Over the past decade, Islamist insurgents in the Sahel have posed a new challenge to the region. Many military operations with international participation have failed to solve the problem, to the dismay of the populations of the poorest countries of the Sahel, Mali, Burkina Faso and Niger. That helped the military usurp power there between 2020 and 2023.

Joint military force

In 2022, the ECOWAS countries agreed to establish a permanent joint force. In the past, smaller alliances involving individual ECOWAS countries, such as the G5 alliance of Sahel states, have met with little success. Experts warn that without adequate funding, the force is doomed to be ineffective. “It is not enough to raise an army,” says Abdoulaye Sounaye of the Leibniz Center for Modern Oriental Studies. “You have to make it effective: how does it intervene, does it get involved in combat, how is it financed?” Voluntary funding from member states has not worked so far, he told DW.

What influence does ECOWAS have?

The crisis in the Sahel is also a crisis in ECOWAS. After Guinea, Mali and Burkina Faso, the putschists have now taken over Niger. The treaty between the member states includes various sanction options for these situations.
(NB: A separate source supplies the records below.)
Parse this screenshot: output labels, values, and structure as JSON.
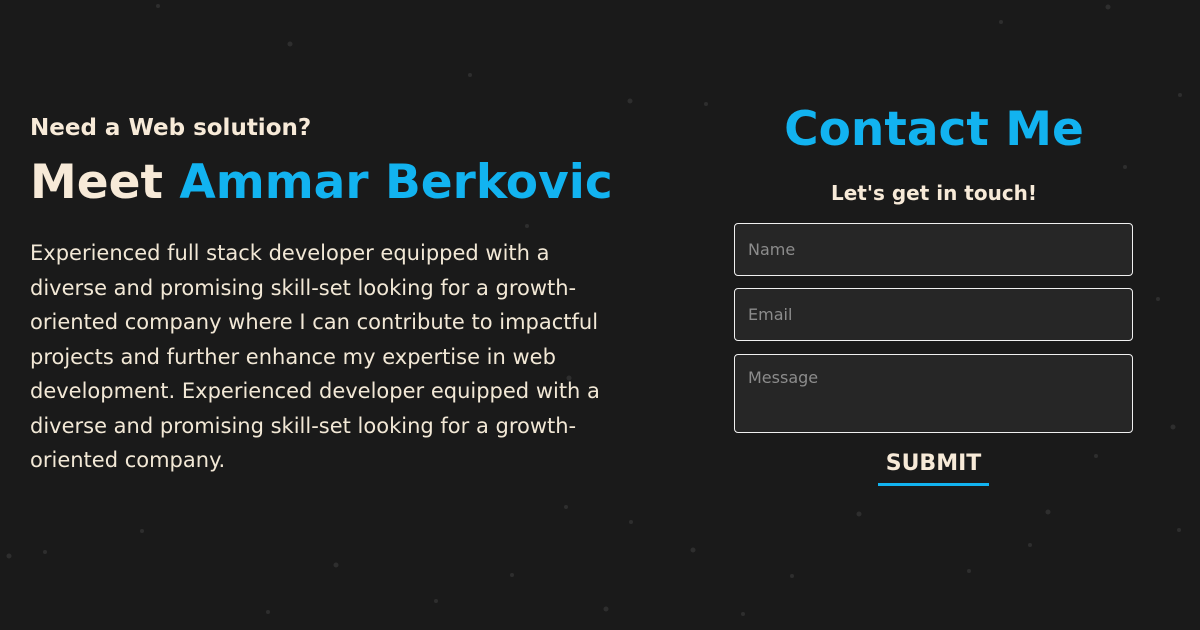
{
  "hero": {
    "eyebrow": "Need a Web solution?",
    "headline_prefix": "Meet ",
    "headline_name": "Ammar Berkovic",
    "bio": "Experienced full stack developer equipped with a diverse and promising skill-set looking for a growth-oriented company where I can contribute to impactful projects and further enhance my expertise in web development. Experienced developer equipped with a diverse and promising skill-set looking for a growth-oriented company."
  },
  "contact": {
    "title": "Contact Me",
    "subtitle": "Let's get in touch!",
    "fields": {
      "name_placeholder": "Name",
      "name_value": "",
      "email_placeholder": "Email",
      "email_value": "",
      "message_placeholder": "Message",
      "message_value": ""
    },
    "submit_label": "SUBMIT"
  },
  "colors": {
    "background": "#1a1a1a",
    "accent": "#12b3f0",
    "text": "#f7ead8",
    "field_background": "#262626"
  }
}
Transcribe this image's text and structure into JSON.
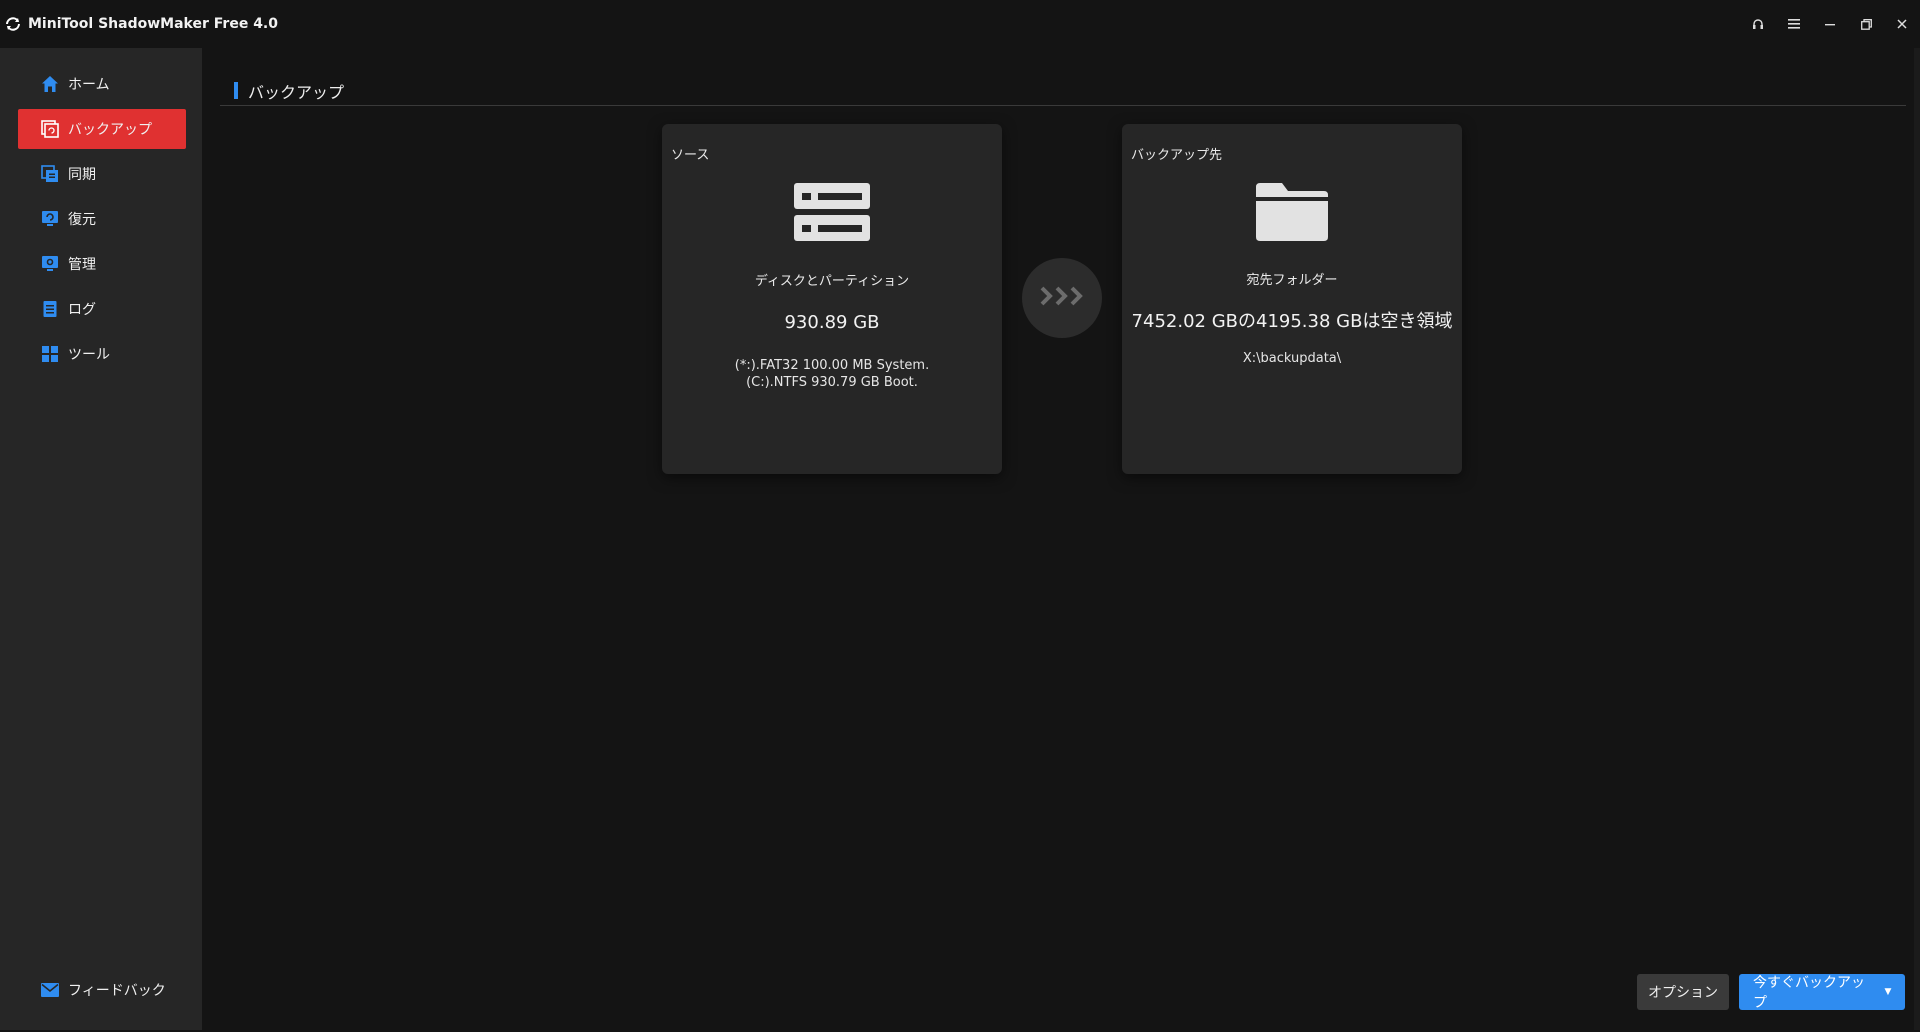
{
  "titlebar": {
    "title": "MiniTool ShadowMaker Free 4.0",
    "controls": [
      "headset-icon",
      "menu-icon",
      "minimize-icon",
      "restore-icon",
      "close-icon"
    ]
  },
  "sidebar": {
    "items": [
      {
        "label": "ホーム",
        "icon": "home-icon",
        "active": false
      },
      {
        "label": "バックアップ",
        "icon": "backup-icon",
        "active": true
      },
      {
        "label": "同期",
        "icon": "sync-icon",
        "active": false
      },
      {
        "label": "復元",
        "icon": "restore-icon",
        "active": false
      },
      {
        "label": "管理",
        "icon": "manage-icon",
        "active": false
      },
      {
        "label": "ログ",
        "icon": "log-icon",
        "active": false
      },
      {
        "label": "ツール",
        "icon": "tools-icon",
        "active": false
      }
    ],
    "feedback": {
      "label": "フィードバック",
      "icon": "mail-icon"
    }
  },
  "main": {
    "page_title": "バックアップ",
    "source": {
      "label": "ソース",
      "type": "ディスクとパーティション",
      "size": "930.89 GB",
      "detail_line1": "(*:).FAT32 100.00 MB System.",
      "detail_line2": "(C:).NTFS 930.79 GB Boot."
    },
    "destination": {
      "label": "バックアップ先",
      "type": "宛先フォルダー",
      "size": "7452.02 GBの4195.38 GBは空き領域",
      "path": "X:\\backupdata\\"
    },
    "options_label": "オプション",
    "backup_now_label": "今すぐバックアップ",
    "dropdown_glyph": "▼"
  },
  "colors": {
    "accent_blue": "#2f8cf0",
    "active_red": "#e03131",
    "sidebar_bg": "#262626",
    "main_bg": "#141414",
    "card_bg": "#262626"
  }
}
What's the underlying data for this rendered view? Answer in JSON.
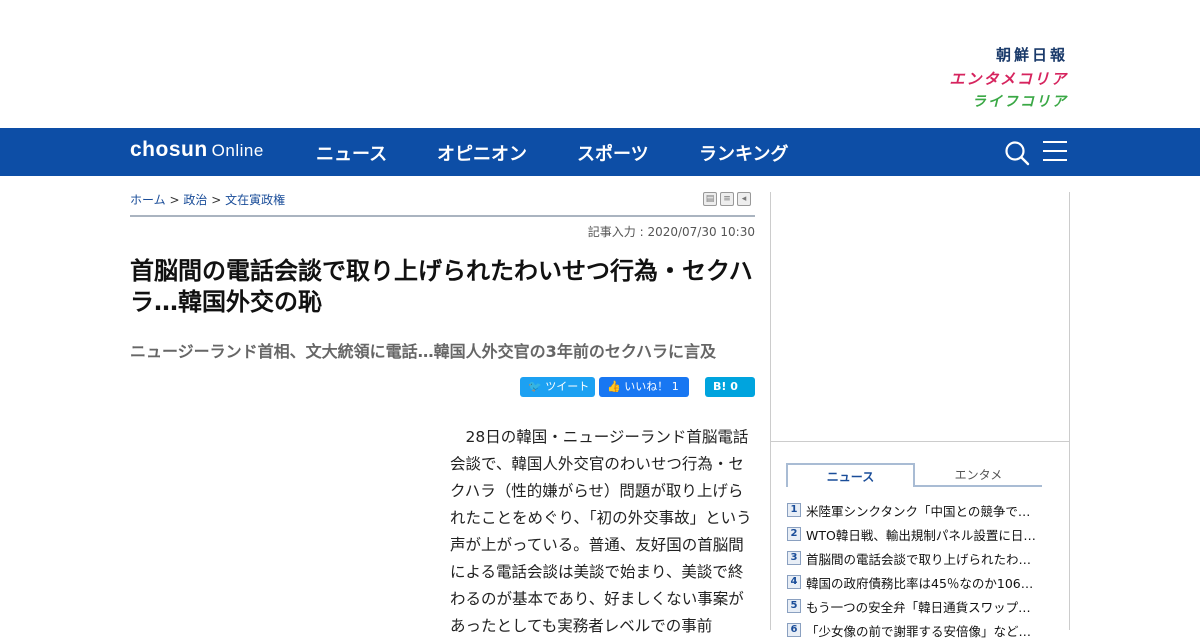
{
  "header": {
    "brand_chosun": "朝鮮日報",
    "brand_entame": "エンタメコリア",
    "brand_life": "ライフコリア"
  },
  "nav": {
    "logo_main": "chosun",
    "logo_sub": "Online",
    "items": [
      "ニュース",
      "オピニオン",
      "スポーツ",
      "ランキング"
    ]
  },
  "breadcrumb": {
    "items": [
      "ホーム",
      "政治",
      "文在寅政権"
    ],
    "separator": ">"
  },
  "article": {
    "date": "記事入力 : 2020/07/30 10:30",
    "title": "首脳間の電話会談で取り上げられたわいせつ行為・セクハラ…韓国外交の恥",
    "subtitle": "ニュージーランド首相、文大統領に電話…韓国人外交官の3年前のセクハラに言及",
    "body": "28日の韓国・ニュージーランド首脳電話会談で、韓国人外交官のわいせつ行為・セクハラ（性的嫌がらせ）問題が取り上げられたことをめぐり、「初の外交事故」という声が上がっている。普通、友好国の首脳間による電話会談は美談で始まり、美談で終わるのが基本であり、好ましくない事案があったとしても実務者レベルでの事前"
  },
  "social": {
    "tweet": "ツイート",
    "like": "いいね！ 1",
    "hatena": "B! 0"
  },
  "sidebar": {
    "tabs": [
      "ニュース",
      "エンタメ"
    ],
    "ranking": [
      {
        "num": "1",
        "text": "米陸軍シンクタンク「中国との競争で…"
      },
      {
        "num": "2",
        "text": "WTO韓日戦、輸出規制パネル設置に日…"
      },
      {
        "num": "3",
        "text": "首脳間の電話会談で取り上げられたわ…"
      },
      {
        "num": "4",
        "text": "韓国の政府債務比率は45％なのか106…"
      },
      {
        "num": "5",
        "text": "もう一つの安全弁「韓日通貨スワップ…"
      },
      {
        "num": "6",
        "text": "「少女像の前で謝罪する安倍像」など…"
      }
    ]
  },
  "colors": {
    "nav_bg": "#0d4ea6",
    "link": "#1a4d99",
    "entame": "#d6245e",
    "life": "#3aa845"
  }
}
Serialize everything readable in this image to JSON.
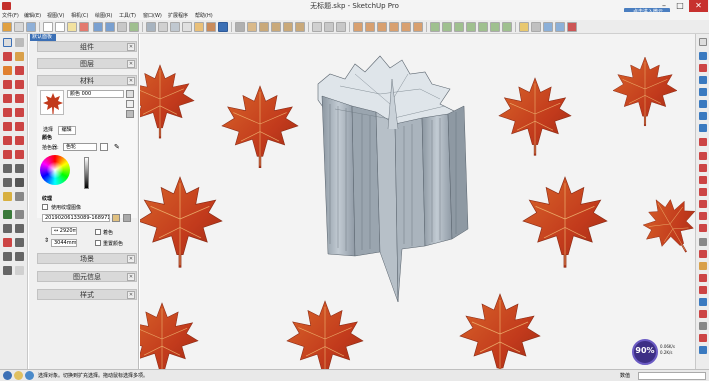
{
  "window": {
    "title": "无标题.skp - SketchUp Pro",
    "minimize_glyph": "–",
    "maximize_glyph": "□",
    "close_glyph": "✕",
    "cloud_label": "点击进入微云"
  },
  "menu": [
    "文件(F)",
    "编辑(E)",
    "视图(V)",
    "相机(C)",
    "绘图(R)",
    "工具(T)",
    "窗口(W)",
    "扩展程序",
    "帮助(H)"
  ],
  "tray": {
    "tab_label": "默认面板",
    "panels": {
      "components": "组件",
      "layers": "图层",
      "materials": "材料",
      "scenes": "场景",
      "entity_info": "图元信息",
      "styles": "样式"
    },
    "materials": {
      "name": "颜色 000",
      "tab_select": "选择",
      "tab_edit": "编辑",
      "section_color": "颜色",
      "picker_label": "拾色器:",
      "picker_value": "色轮",
      "section_texture": "纹理",
      "use_texture_label": "使用纹理图像",
      "texture_file": "20190206133089-1689714290",
      "width_value": "↔ 2920mm",
      "height_value": "3044mm",
      "colorize_label": "着色",
      "reset_color_label": "重置颜色"
    }
  },
  "status": {
    "hint": "选择对象。切换到扩充选择。拖动鼠标选择多项。",
    "measurement_label": "数值"
  },
  "perf": {
    "percent": "90%",
    "up": "0.06K/s",
    "down": "0.2K/s"
  },
  "colors": {
    "accent": "#3b6fb5",
    "leaf_red": "#c23a1c",
    "leaf_orange": "#d9662a",
    "model_gray": "#a6b1bb"
  }
}
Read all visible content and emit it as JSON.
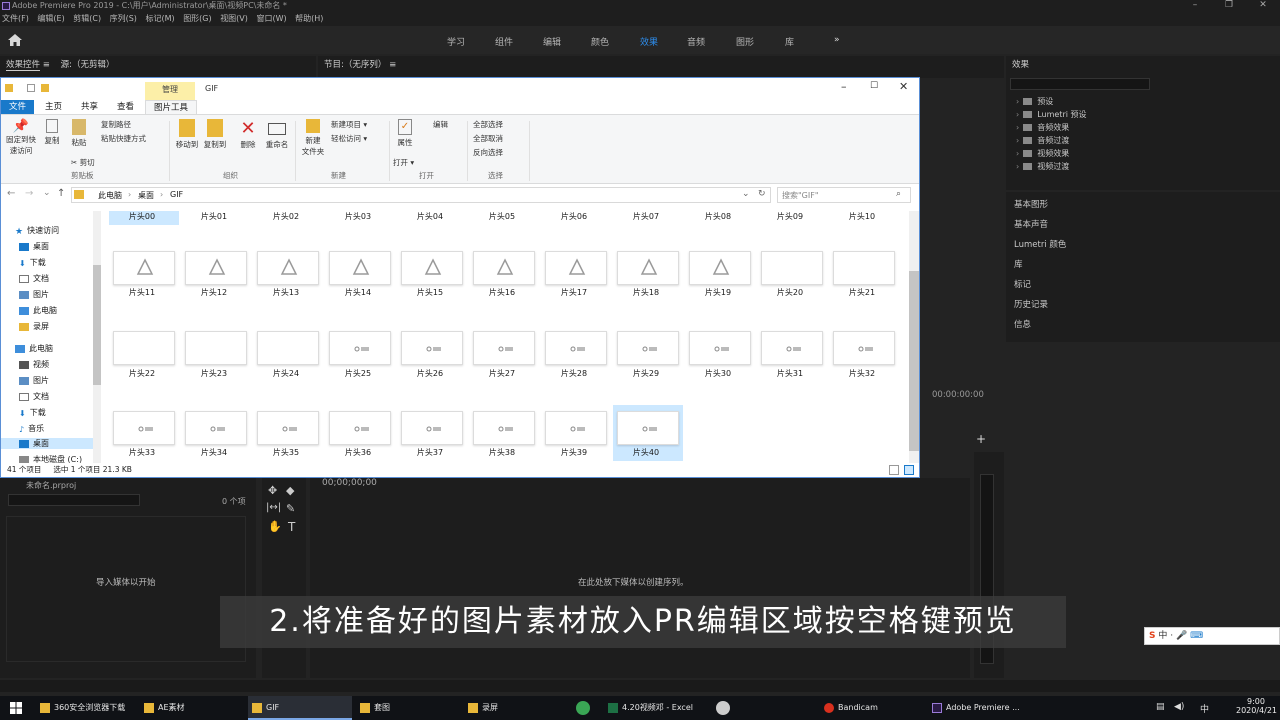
{
  "app": {
    "window_title": "Adobe Premiere Pro 2019 - C:\\用户\\Administrator\\桌面\\视频PC\\未命名 *",
    "menu": [
      "文件(F)",
      "编辑(E)",
      "剪辑(C)",
      "序列(S)",
      "标记(M)",
      "图形(G)",
      "视图(V)",
      "窗口(W)",
      "帮助(H)"
    ],
    "workspaces": [
      "学习",
      "组件",
      "编辑",
      "颜色",
      "效果",
      "音频",
      "图形",
      "库"
    ],
    "active_workspace": "效果",
    "more": "»"
  },
  "panels": {
    "effect_controls_tab": "效果控件",
    "source_tab": "源:（无剪辑）",
    "program_tab": "节目:（无序列）",
    "effects_title": "效果",
    "effects_items": [
      "预设",
      "Lumetri 预设",
      "音频效果",
      "音频过渡",
      "视频效果",
      "视频过渡"
    ],
    "right_list": [
      "基本图形",
      "基本声音",
      "Lumetri 颜色",
      "库",
      "标记",
      "历史记录",
      "信息"
    ],
    "timecode": "00:00:00:00",
    "timeline_timecode": "00;00;00;00",
    "project_name": "未命名.prproj",
    "project_count": "0 个项",
    "import_hint": "导入媒体以开始",
    "drop_hint": "在此处放下媒体以创建序列。"
  },
  "explorer": {
    "title_tab_manage": "管理",
    "title": "GIF",
    "ribbon_tabs": [
      "文件",
      "主页",
      "共享",
      "查看",
      "图片工具"
    ],
    "ribbon": {
      "pin": "固定到快\n速访问",
      "copy": "复制",
      "paste": "粘贴",
      "copy_path": "复制路径",
      "paste_shortcut": "粘贴快捷方式",
      "cut": "剪切",
      "clipboard": "剪贴板",
      "move_to": "移动到",
      "copy_to": "复制到",
      "delete": "删除",
      "rename": "重命名",
      "organize": "组织",
      "new_folder": "新建\n文件夹",
      "new_item": "新建项目 ▾",
      "easy_access": "轻松访问 ▾",
      "new": "新建",
      "properties": "属性",
      "open_btn": "打开 ▾",
      "edit": "编辑",
      "open": "打开",
      "select_all": "全部选择",
      "select_none": "全部取消",
      "invert": "反向选择",
      "select": "选择"
    },
    "breadcrumb": [
      "此电脑",
      "桌面",
      "GIF"
    ],
    "search_placeholder": "搜索\"GIF\"",
    "nav": {
      "quick_access": "快速访问",
      "quick_items": [
        "桌面",
        "下载",
        "文档",
        "图片",
        "此电脑",
        "录屏"
      ],
      "this_pc": "此电脑",
      "pc_items": [
        "视频",
        "图片",
        "文档",
        "下载",
        "音乐",
        "桌面",
        "本地磁盘 (C:)"
      ]
    },
    "files_row0": [
      "片头00",
      "片头01",
      "片头02",
      "片头03",
      "片头04",
      "片头05",
      "片头06",
      "片头07",
      "片头08",
      "片头09",
      "片头10"
    ],
    "files_row1": [
      "片头11",
      "片头12",
      "片头13",
      "片头14",
      "片头15",
      "片头16",
      "片头17",
      "片头18",
      "片头19",
      "片头20",
      "片头21"
    ],
    "files_row2": [
      "片头22",
      "片头23",
      "片头24",
      "片头25",
      "片头26",
      "片头27",
      "片头28",
      "片头29",
      "片头30",
      "片头31",
      "片头32"
    ],
    "files_row3": [
      "片头33",
      "片头34",
      "片头35",
      "片头36",
      "片头37",
      "片头38",
      "片头39",
      "片头40"
    ],
    "status_count": "41 个项目",
    "status_selected": "选中 1 个项目  21.3 KB"
  },
  "subtitle": "2.将准备好的图片素材放入PR编辑区域按空格键预览",
  "ime": "中 ·",
  "taskbar": {
    "items": [
      "360安全浏览器下载",
      "AE素材",
      "GIF",
      "套图",
      "录屏",
      "4.20视频邓 - Excel",
      "Bandicam",
      "Adobe Premiere ..."
    ],
    "time": "9:00",
    "date": "2020/4/21",
    "lang": "中"
  }
}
The alliance can restrict freedom of movement by closing borders and canceling flights. You can also block accounts and money flows in the CFA currency area. One of the harshest measures is the suspension of membership. This has been done with the four member states whose legitimate governments were overthrown.

Bounty Diallo, a scientist in Niger’s capital Niamey, said the sanctions in Mali and Burkina Faso have failed to change the minds of the government or the people, despite economic pressure. And he concludes that “to think that things will be different in Niger and that the government will relent in a week or two is wishful thinking.”